Il “mare di melassa” e altre frasi che restano
L’immagine più forte del libro la firma sempre Barbera, nella sua postfazione: gli innovatori sociali italiani “nuotano in un mare di melassa, perché il paese è un mare di melassa”. Quindi non basta chiedersi come la propria organizzazione possa innovare: bisogna chiedersi come ciò che la circonda, e che non è innovativo, possa cambiare per essere sinergico con essa. È un invito a smettere di celebrare le isole e iniziare a guardare l’acqua. Un sociologo che scrive così, in un libro nato anche dentro un network di promozione dell’innovazione sociale, è qualcosa che si nota.
Il capitolo di Roby Parissi (“Anatomia del changemaking”) è un’altra sorpresa: usa la metafora dei punti cardinali (Nord, Sud, Ovest, Est) per organizzare una geografia del successo e del fallimento che riesce a essere divulgativa senza essere didascalica, e questo è raro. Il capitolo sui megatrend di Francesca Fattorini e Alberto Robiati tira invece lo sguardo al 2035 con i ferri del foresight: declino demografico, transizione ecologica, automazione, polarizzazione politica. È il modo di lavorare tipico di Forward To, e qui viene applicato a un dominio specifico con esiti convincenti.
Cosa funziona, cosa pesa
Funziona la triangolazione metodologica: Ashoka porta la mappatura empirica e i fellow, l’Università di Torino il rigore sociologico, Forward To gli scenari e il foresight.
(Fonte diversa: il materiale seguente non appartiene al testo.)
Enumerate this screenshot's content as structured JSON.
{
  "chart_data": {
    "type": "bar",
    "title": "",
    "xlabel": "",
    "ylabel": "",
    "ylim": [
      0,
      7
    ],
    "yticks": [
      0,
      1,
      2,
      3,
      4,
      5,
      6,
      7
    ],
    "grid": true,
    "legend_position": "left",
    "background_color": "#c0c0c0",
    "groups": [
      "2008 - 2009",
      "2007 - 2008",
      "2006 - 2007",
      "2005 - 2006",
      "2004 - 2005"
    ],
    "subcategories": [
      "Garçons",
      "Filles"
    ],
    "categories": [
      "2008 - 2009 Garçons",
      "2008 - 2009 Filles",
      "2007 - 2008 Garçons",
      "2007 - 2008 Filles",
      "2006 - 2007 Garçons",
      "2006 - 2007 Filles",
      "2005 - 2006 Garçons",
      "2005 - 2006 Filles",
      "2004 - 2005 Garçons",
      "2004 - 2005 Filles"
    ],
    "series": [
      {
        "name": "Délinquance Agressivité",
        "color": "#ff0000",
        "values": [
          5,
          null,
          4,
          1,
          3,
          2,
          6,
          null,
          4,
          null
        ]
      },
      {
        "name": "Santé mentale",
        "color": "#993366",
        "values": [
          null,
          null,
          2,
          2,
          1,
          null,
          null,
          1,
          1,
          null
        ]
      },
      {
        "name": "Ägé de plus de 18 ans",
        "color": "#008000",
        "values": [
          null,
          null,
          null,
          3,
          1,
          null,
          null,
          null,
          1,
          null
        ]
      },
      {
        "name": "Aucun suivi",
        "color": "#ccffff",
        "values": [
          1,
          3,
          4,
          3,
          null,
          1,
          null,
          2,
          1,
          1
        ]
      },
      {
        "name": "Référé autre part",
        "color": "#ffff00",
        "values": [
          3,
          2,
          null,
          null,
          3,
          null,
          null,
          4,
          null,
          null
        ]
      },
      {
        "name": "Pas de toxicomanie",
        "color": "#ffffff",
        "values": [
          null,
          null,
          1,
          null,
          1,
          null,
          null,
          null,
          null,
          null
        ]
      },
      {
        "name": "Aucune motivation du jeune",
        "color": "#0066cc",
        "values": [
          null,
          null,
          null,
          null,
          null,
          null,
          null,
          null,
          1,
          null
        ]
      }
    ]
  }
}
Tre lenti che non convergono, e questa è una scelta dichiarata nella conclusione “a tre voci”. È una postura intellettualmente onesta, coerente col fatto che non c’è una ‘teoria del tutto’, una strada sola. Gli autori non ci dicono cosa pensare, ci mostrano tre modi diversi di guardare la stessa cosa. Funziona anche la decisione di pubblicare in un font progettato per chi ha dislessia (Inconstant Regular): per un libro che parla di valorizzazione delle persone, è una coerenza non decorativa.
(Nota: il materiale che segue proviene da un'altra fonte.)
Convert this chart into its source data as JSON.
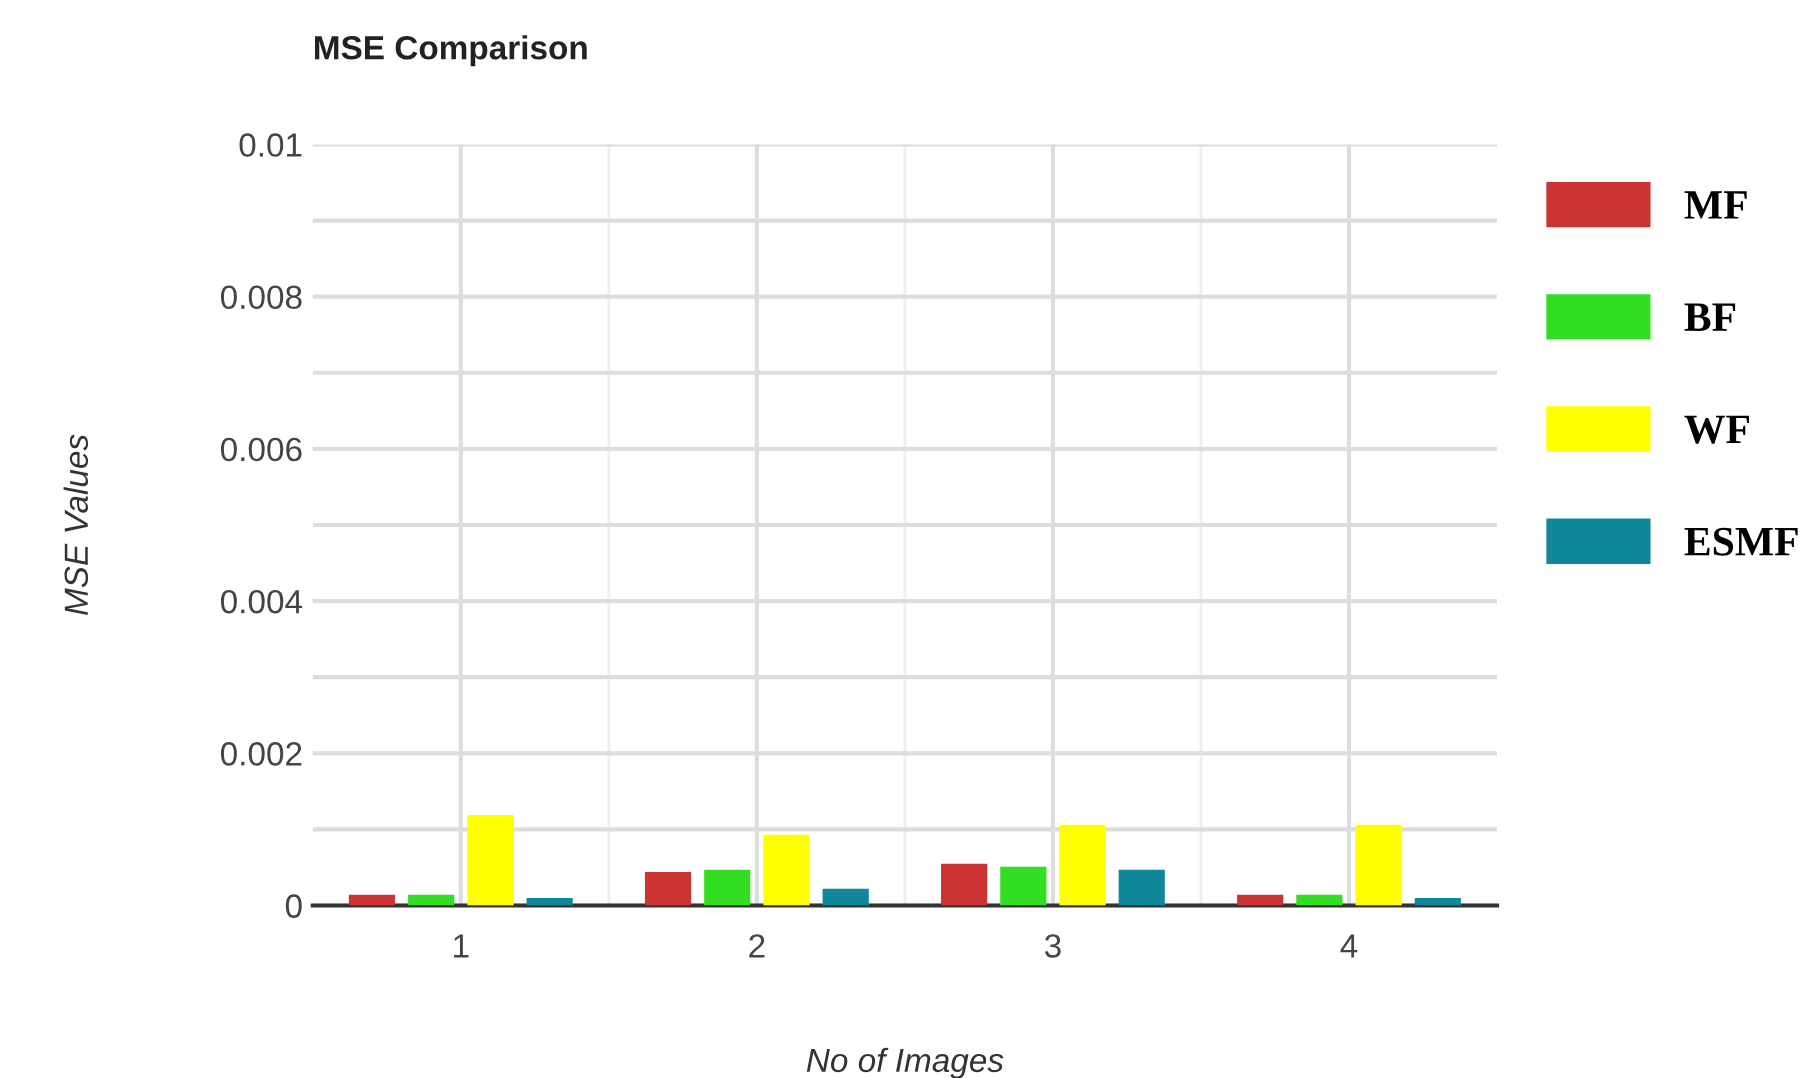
{
  "chart_data": {
    "type": "bar",
    "title": "MSE Comparison",
    "xlabel": "No of Images",
    "ylabel": "MSE Values",
    "categories": [
      "1",
      "2",
      "3",
      "4"
    ],
    "series": [
      {
        "name": "MF",
        "color": "#cc3333",
        "values": [
          0.00014,
          0.00044,
          0.00055,
          0.00014
        ]
      },
      {
        "name": "BF",
        "color": "#33dd22",
        "values": [
          0.00014,
          0.00047,
          0.00051,
          0.00014
        ]
      },
      {
        "name": "WF",
        "color": "#ffff00",
        "values": [
          0.00119,
          0.00093,
          0.00106,
          0.00106
        ]
      },
      {
        "name": "ESMF",
        "color": "#118899",
        "values": [
          0.0001,
          0.00022,
          0.00047,
          0.0001
        ]
      }
    ],
    "ylim": [
      0,
      0.01
    ],
    "yticks": [
      0,
      {
        "value": 0.001,
        "label": null
      },
      0.002,
      {
        "value": 0.003,
        "label": null
      },
      0.004,
      {
        "value": 0.005,
        "label": null
      },
      0.006,
      {
        "value": 0.007,
        "label": null
      },
      0.008,
      {
        "value": 0.009,
        "label": null
      },
      0.01
    ],
    "grid": true,
    "legend": "right"
  }
}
Pesa, in alcuni passaggi (ma credo sia un limite mio) una certa densità terminologica: “architettura autocorrettiva del processo decisionale”, “infrastrutture di cittadinanza”, “modello futurizzante”. Concetti utili e fondati, ma che chiedono al lettore non specialista una pazienza che non sempre è ovvio garantire. Pesa anche, qua e là, il rischio di un linguaggio interno alla comunità del terzo settore, che parla bene a chi è già dentro e meno bene a chi guarda da fuori. I miei limiti però, statene certi, non bastano a rovinare un libro che fa una cosa che pochi fanno: prendere sul serio le persone che cambiano i sistemi senza trasformarle in figurine astratte.
“L’utopia è come l’orizzonte. Io cammino dieci passi e si sposta di dieci passi. […] E allora a che cosa serve? A farci camminare.” — Fernando Birri, citato da Robiati nelle conclusioni
A chi serve davvero questo libro
A un bel po’ di gente, direi, e questa è una virtù. Serve a chi lavora nel sociale e vuole uscire dall’isolamento, a chi progetta politiche pubbliche e cerca modelli già messi alla prova, a chi insegna, a chi abita un territorio e prova a contribuire. Ma serve anche, e questo è il punto, a quelli come me. A chiunque si occupi di futuro in senso lato: tecnologia, impatto sociale dell’IA, transizione ecologica, foresight strategico. Perché il messaggio implicito del libro è che l’innovazione sociale non è un settore separato dalle innovazioni “vere”: è la condizione di possibilità per renderle abitabili. Senza ecosistemi che traducano la novità in vita quotidiana, le tecnologie restano dimostrazioni in laboratorio.
Per me il prezzo che si paga per leggere questo libro è inferiore al prezzo che si paga per non leggerlo se ci si occupa di trasformazione sociale in Italia.
Una mappa non è il territorio. Ma quando il territorio è “un mare di melassa”, anche solo avere una mappa decente che dica dove si nuota meglio è tanta roba.